E o doutor em Literatura Cícero César Sotero Batista, na coluna “A César o que é de Cícero”, ainda vai de carnaval, mas sai da avenida para falar da repercussão da vitória da Beija-Flor da sua Nilópolis, falando da euforia de um personagem da cidade, o Índio.
“Encontrei hoje à tarde o Índio, mais tresloucado do que nunca com a vitória da Beija-Flor. “Ninguém põe corda no meu bloco, ninguém dá ordem ao pessoal, a não ser o amigo de ala aqui”, era o que ele dizia, senão em Tupi, pelo menos em língua geral. Ou foi eu quem quis entender tudo assim? Sei não.
Que figura é o Índio, que, além de ser o Segurança Presente do quarteirão, é o responsável pelo almoxarifado da antiga quadra da Beija-Flor, que fica praticamente ao lado da minha casa.

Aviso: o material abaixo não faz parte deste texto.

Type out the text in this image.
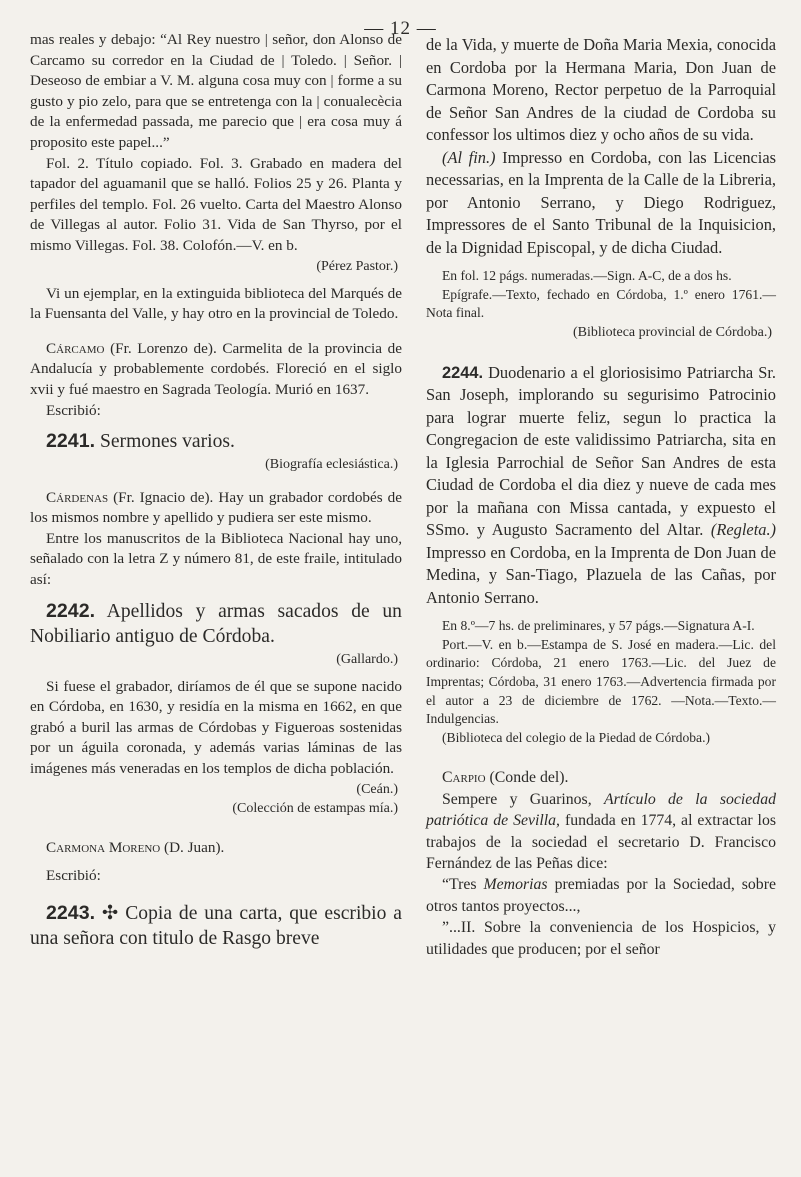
— 12 —

mas reales y debajo: “Al Rey nuestro | señor, don Alonso de Carcamo su corredor en la Ciudad de | Toledo. | Señor. | Deseoso de embiar a V. M. alguna cosa muy con | forme a su gusto y pio zelo, para que se entretenga con la | conualecècia de la enfermedad passada, me parecio que | era cosa muy á proposito este papel...”

Fol. 2. Título copiado. Fol. 3. Grabado en madera del tapador del aguamanil que se halló. Folios 25 y 26. Planta y perfiles del templo. Fol. 26 vuelto. Carta del Maestro Alonso de Villegas al autor. Folio 31. Vida de San Thyrso, por el mismo Villegas. Fol. 38. Colofón.—V. en b.

(Pérez Pastor.)

Vi un ejemplar, en la extinguida biblioteca del Marqués de la Fuensanta del Valle, y hay otro en la provincial de Toledo.

Cárcamo (Fr. Lorenzo de). Carmelita de la provincia de Andalucía y probablemente cordobés. Floreció en el siglo xvii y fué maestro en Sagrada Teología. Murió en 1637.

Escribió:

2241. Sermones varios.

(Biografía eclesiástica.)

Cárdenas (Fr. Ignacio de). Hay un grabador cordobés de los mismos nombre y apellido y pudiera ser este mismo.

Entre los manuscritos de la Biblioteca Nacional hay uno, señalado con la letra Z y número 81, de este fraile, intitulado así:

2242. Apellidos y armas sacados de un Nobiliario antiguo de Córdoba.

(Gallardo.)

Si fuese el grabador, diríamos de él que se supone nacido en Córdoba, en 1630, y residía en la misma en 1662, en que grabó a buril las armas de Córdobas y Figueroas sostenidas por un águila coronada, y además varias láminas de las imágenes más veneradas en los templos de dicha población.

(Ceán.)

(Colección de estampas mía.)

Carmona Moreno (D. Juan).

Escribió:

2243. ✣ Copia de una carta, que escribio a una señora con titulo de Rasgo breve

de la Vida, y muerte de Doña Maria Mexia, conocida en Cordoba por la Hermana Maria, Don Juan de Carmona Moreno, Rector perpetuo de la Parroquial de Señor San Andres de la ciudad de Cordoba su confessor los ultimos diez y ocho años de su vida.

(Al fin.) Impresso en Cordoba, con las Licencias necessarias, en la Imprenta de la Calle de la Libreria, por Antonio Serrano, y Diego Rodriguez, Impressores de el Santo Tribunal de la Inquisicion, de la Dignidad Episcopal, y de dicha Ciudad.

En fol. 12 págs. numeradas.—Sign. A-C, de a dos hs.

Epígrafe.—Texto, fechado en Córdoba, 1.º enero 1761.—Nota final.

(Biblioteca provincial de Córdoba.)

2244. Duodenario a el gloriosisimo Patriarcha Sr. San Joseph, implorando su segurisimo Patrocinio para lograr muerte feliz, segun lo practica la Congregacion de este validissimo Patriarcha, sita en la Iglesia Parrochial de Señor San Andres de esta Ciudad de Cordoba el dia diez y nueve de cada mes por la mañana con Missa cantada, y expuesto el SSmo. y Augusto Sacramento del Altar. (Regleta.) Impresso en Cordoba, en la Imprenta de Don Juan de Medina, y San-Tiago, Plazuela de las Cañas, por Antonio Serrano.

En 8.º—7 hs. de preliminares, y 57 págs.—Signatura A-I.

Port.—V. en b.—Estampa de S. José en madera.—Lic. del ordinario: Córdoba, 21 enero 1763.—Lic. del Juez de Imprentas; Córdoba, 31 enero 1763.—Advertencia firmada por el autor a 23 de diciembre de 1762. —Nota.—Texto.—Indulgencias.

(Biblioteca del colegio de la Piedad de Córdoba.)

Carpio (Conde del).

Sempere y Guarinos, Artículo de la sociedad patriótica de Sevilla, fundada en 1774, al extractar los trabajos de la sociedad el secretario D. Francisco Fernández de las Peñas dice:

“Tres Memorias premiadas por la Sociedad, sobre otros tantos proyectos...,

”...II. Sobre la conveniencia de los Hospicios, y utilidades que producen; por el señor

Índio entenderia se eu lhe dissesse que não vi o desfile da escola do munícipio onde moro? Acho que sim, ele é um cara muito compreensivo. E no mais a mais, eu não iria lhe dizer nada, não iria me comprometer à toa. Eu nunca perguntei, por exemplo, se ele tinha Iracema e curumins. Será que ele tem curumins?
Quando ontem saiu o resultado anunciando que a Beija-Flor era a campeã do Carnaval 2025, cheguei até a esboçar uma alegria. Muita gente da cidade respira azul e branco. Fico feliz por eles, pelo esforço, pela dedicação. Fico feliz pelo Laíla; pelo genial Joãozinho Trinta; pelo Neguinho da Beija-Flor; pelo meu sogro, que era Beija-Flor; pelo tio Pardal, tio emprestado, que fez parte dos anos dourados da Comissão de Carnaval da BF.
Mas voltando ao Índio, será que ele entenderia que eu ainda sou Vila Isabel, somente porque quando eu morava no bairro acordava para ouvir da minha janela a deliciosa onda rítmica da escola? Eu nunca pude ser outra escola, lamento. Sou Vila Isabel até morrer. Enterrem meu coração na 28 de Setembro, joguem minhas cinzas no Boulevard, que eu vou pelo Canal da Maxwell até o Maracanã.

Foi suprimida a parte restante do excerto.